A l’heure où de plus en plus de personnes sont dans la misère en France il est à noter qu’avec un petit bout de terrain et un peu d’effort on arrive au moins à nourrir sa famille ; à titre d’exemple, nous venons de ramasser en moins d’une heure plus de 50kg de prunes ; l’arbre a été planté il y a quelques années ; il avait été récupéré au pied d’un prunier de nos voisins et ne nous a donc rien coûté, n’a jamais reçu le moindre engrais. Nous avons aussi planté des potirons ; avez vous une idée du poids de potirons que produit un seul plan ? plusieurs dizaines !
Si le retour à la terre n’est pas LA solution à toute chose, cela peut l’être pour toutes celles et ceux qui ne sont pas consultants, publicistes, financiers, …. bref ceux qui ne gagnent pas suffisamment pour vivre sans se priver en ville ; a contrario ceux qui ont de petits salaires ou sont au chômage doivent TOUT acheter, alors qu’avec un petit lopin de terre, quelques poules,… ils pourraient survivre ou plutôt vivre décemment en campagne.

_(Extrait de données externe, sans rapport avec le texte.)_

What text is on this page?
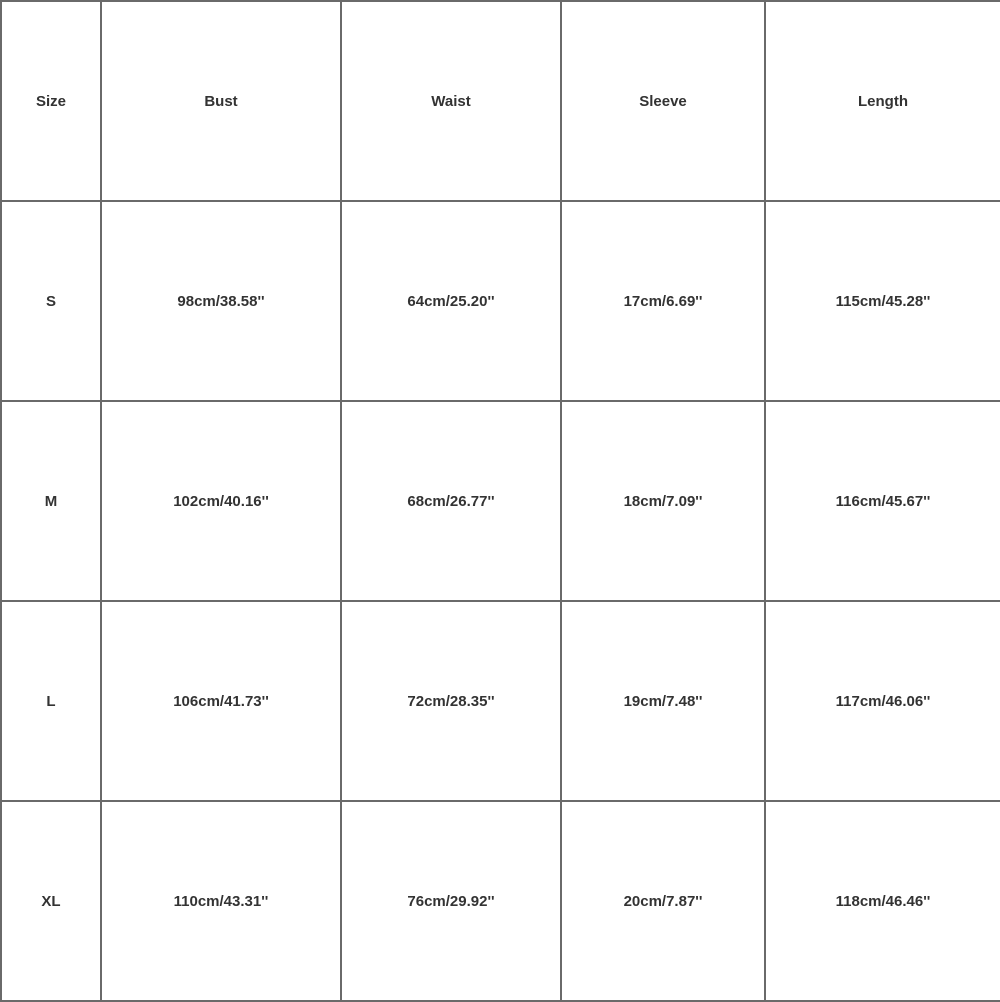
Size	Bust	Waist	Sleeve	Length
S	98cm/38.58''	64cm/25.20''	17cm/6.69''	115cm/45.28''
M	102cm/40.16''	68cm/26.77''	18cm/7.09''	116cm/45.67''
L	106cm/41.73''	72cm/28.35''	19cm/7.48''	117cm/46.06''
XL	110cm/43.31''	76cm/29.92''	20cm/7.87''	118cm/46.46''
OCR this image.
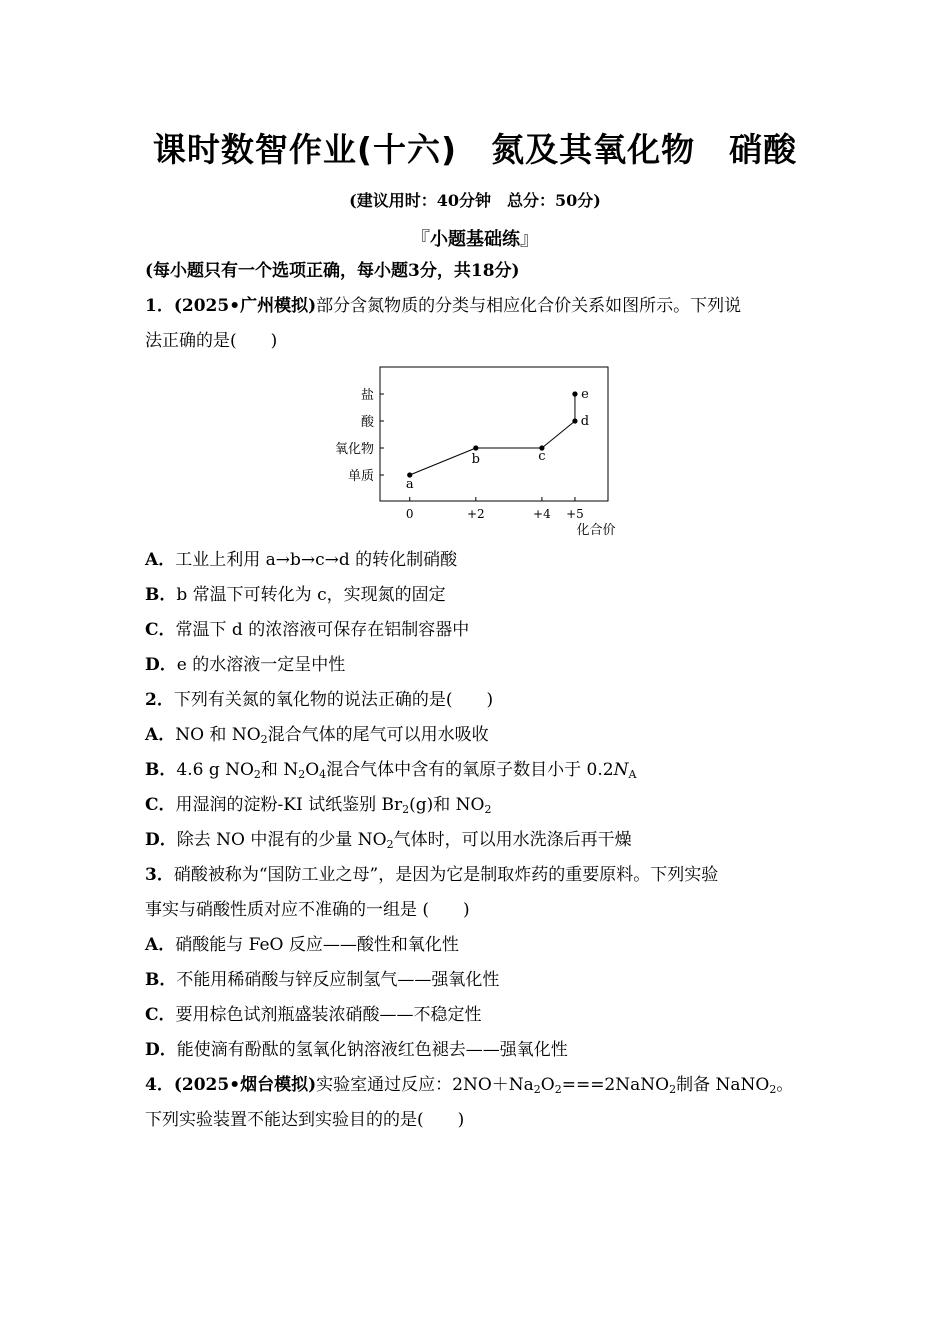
课时数智作业(十六)　氮及其氧化物　硝酸
(建议用时：40分钟　总分：50分)
『小题基础练』
(每小题只有一个选项正确，每小题3分，共18分)
1．(2025•广州模拟)部分含氮物质的分类与相应化合价关系如图所示。下列说
法正确的是(　　)
单质
氧化物
酸
盐
0	+2	+4 +5
化合价
a
b	c
d
e
A．工业上利用 a→b→c→d 的转化制硝酸
B．b 常温下可转化为 c，实现氮的固定
C．常温下 d 的浓溶液可保存在铝制容器中
D．e 的水溶液一定呈中性
2．下列有关氮的氧化物的说法正确的是(　　)
A．NO 和 $NO_2$混合气体的尾气可以用水吸收
B．4.6 g $NO_2$和 $N_2O_4$混合气体中含有的氧原子数目小于 $0.2N_A$
C．用湿润的淀粉-KI 试纸鉴别 $Br_2(g)$和 $NO_2$
D．除去 NO 中混有的少量 $NO_2$气体时，可以用水洗涤后再干燥
3．硝酸被称为“国防工业之母”，是因为它是制取炸药的重要原料。下列实验
事实与硝酸性质对应不准确的一组是 (　　)
A．硝酸能与 FeO 反应——酸性和氧化性
B．不能用稀硝酸与锌反应制氢气——强氧化性
C．要用棕色试剂瓶盛装浓硝酸——不稳定性
D．能使滴有酚酞的氢氧化钠溶液红色褪去——强氧化性
4．(2025•烟台模拟)实验室通过反应：$2NO+Na_2O_2===2NaNO_2$制备 NaNO$_2$。
下列实验装置不能达到实验目的的是(　　)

Le métier de paysan a été dénigré et aussi détruit au profit de celui d’ “exploitants agricoles”, qui exploitent la terre, ou plutôt la tuent en la rendant stérile à force d’engrais et de pesticides, en s’empoisonnant au passage ainsi que leurs familles (combien de cancers, de stérilités et d’handicaps dans les familles paysannes aujourd’hui). Ces “exploitants agricoles” sont en fait exploités par les fabricants de produits qui leur vantent monts et merveilles, par les banques et les conseillers de gestion qui leur expliquent que pour s’en sortir il faut penser grand et donc s’endetter de plus en plus. Et quand on est endetté on ne peut faire face à aucun alea de situation que ce soit un probleme de santé, de climat, de couple,…
Le retour à la terre, où l’on conjugue un métier local ou délocalisable (informatique, graphisme, traduction,…) et l’autoproduction de denrées essentielles me semble bien préférable à se tasser dans des cités dortoirs où la désespérance sociale engendre la violence.